In the days and weeks leading up to Apple Inc.'s (AAPL -0.14%) financial report, two topics dominated investor discussions about the company. The first was the slowing growth of Apple's flagship iPhone and whether there will be a "super-cycle" of growth. The second is whether Apple should use its monolithic war chest to make a massive acquisition in response to the aforementioned slowing iPhone growth.

Apple CEO Tim Cook even fueled the fire when he revealed during Apple's January earnings conference call that the company's services business had its best quarter ever and that the company's goal was to double that business within the next four years. While suggestions and theories abound, noted valuation expert Aswath Damodaran, a professor of corporate finance and valuation at New York University's Stern School of Business, has advice on what Apple should do concerning its excessive war chest and slowing iPhone growth: "probably nothing."

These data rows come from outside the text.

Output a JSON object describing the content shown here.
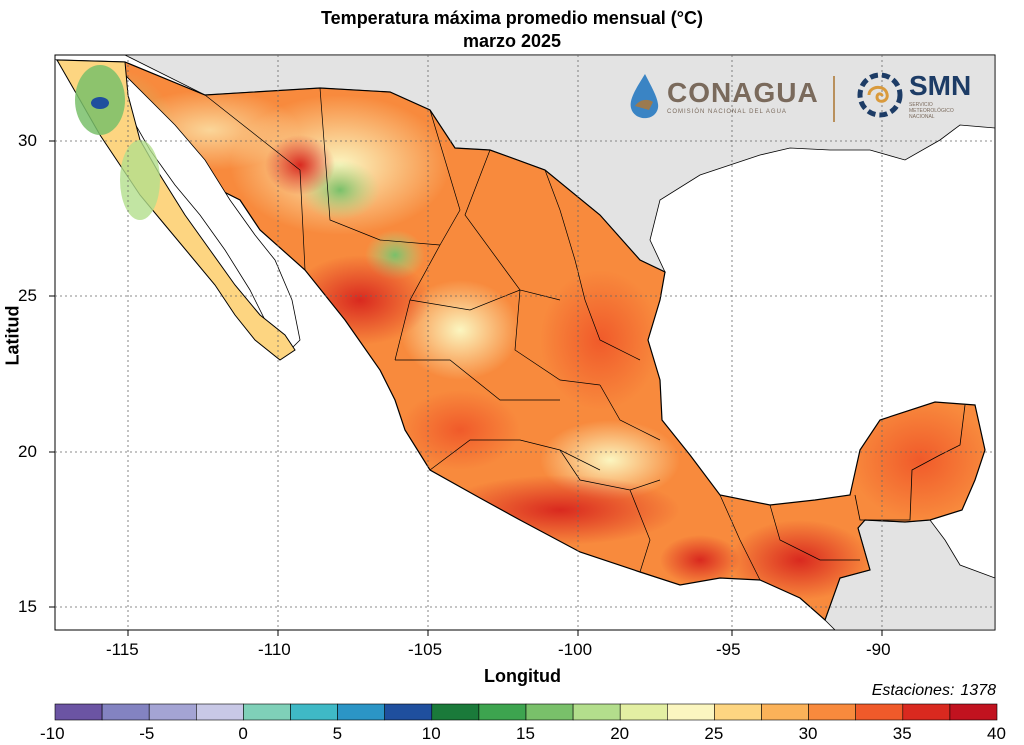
{
  "title": "Temperatura máxima promedio mensual (°C)",
  "subtitle": "marzo 2025",
  "xlabel": "Longitud",
  "ylabel": "Latitud",
  "x_ticks": [
    "-115",
    "-110",
    "-105",
    "-100",
    "-95",
    "-90"
  ],
  "y_ticks": [
    "30",
    "25",
    "20",
    "15"
  ],
  "stations_label": "Estaciones:",
  "stations_count": "1378",
  "logos": {
    "conagua": "CONAGUA",
    "conagua_sub": "COMISIÓN NACIONAL DEL AGUA",
    "smn": "SMN",
    "smn_sub": "SERVICIO METEOROLÓGICO NACIONAL"
  },
  "colorbar": {
    "ticks": [
      "-10",
      "-5",
      "0",
      "5",
      "10",
      "15",
      "20",
      "25",
      "30",
      "35",
      "40"
    ],
    "colors": [
      "#6b54a3",
      "#8383c1",
      "#a4a4d4",
      "#c8c8e6",
      "#7fd0b8",
      "#3fb9c6",
      "#2b95c6",
      "#1f4f9e",
      "#1a7a3a",
      "#3da44f",
      "#79c06a",
      "#b3de8c",
      "#e3efa3",
      "#fbf6c0",
      "#fdd581",
      "#fbb259",
      "#f88a3d",
      "#f05a2a",
      "#d9291f",
      "#c1121f"
    ]
  },
  "axis_ranges": {
    "lon": [
      -117.5,
      -86.7
    ],
    "lat": [
      14.3,
      32.8
    ]
  }
}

Dollar bills fall from a money tree.

What should Apple do with its increasing cash hoard? Nothing!  Image source: Getty Images.

Greatest corporate cash machine in history

In an interview, Damodaran, an oft-quoted expert on the financial-media circuit, pointed out that "the recognition has to come that this is a cash machine in a slowing market business."  This is a popular refrain from his blog. In summarizing his conclusions on the company over the past five years, he stated, "Apple was one of the great cash machines of all time, [and] its days of disruption were behind it ... mostly because of its size; it is so much more difficult for a $600 billion company to create a significant enough disruption to change the trend lines on earnings, cash flows, and value." He also believes that thesis is still intact.

Damodaran believes Apple is better off sticking with its current business model and cash pile and has been disciplined in its capital deployment, given the restraints resulting from U.S. tax policy and the cost of repatriating its overseas coffers.

Wall Street matchmakers

There have been numerous theories advanced in recent months and years concerning a megamerger between Apple and a variety of highly recognizable companies. Amit Daryanani, an analyst with RBC Capital Markets, proposed that the marriage of Apple and The Walt Disney Company (DIS 0.31%) would benefit both companies because of the convergence of technology and entertainment. It should be noted that he assigned a "greater than 0% probability" of the potential liaison, which doesn't represent a very high level of confidence. 

Investors have suggested a pair-up involving streaming pioneer Netflix, Inc. (NFLX 0.44%), which could immediately bulk up Apple's services by way of monthly subscriber revenue. The company's 100 million subscribers generated $8.3 billion from streaming subscriptions in 2016, and the company is hard at work penetrating recently launched international markets. Another oft-suggested coupling has Apple realizing its iCar aspirations by buying electric-auto maker Tesla, Inc.

The back of an iPhone 7, sitting on a wooden surface.

Will iPhone continue to generate cash? Image source: Pixabay.

Investor takeaway

While these Wall Street fantasies may come with a certain appeal, Damodaran insists that Apple has done well to ignore calls for these Hollywood-esque combinations and notes that cash isn't the problem. "It's what they could do with the cash that could potentially be a problem," Damodaran said. "It can become a problem if people stop trusting management, and you know what could cause people to stop trusting management? A big acquisition." 

Apple announced this week that it would raise its dividend by 10.5% to $0.63 per share and increase its share-repurchase authorization to $210 billion. The company has returned over $211 billion to shareholders since August 2012, including $151 billion in share repurchases. I would rather see Apple continue to return capital to shareholders than pursue some storybook romance that could end in a rocky divorce.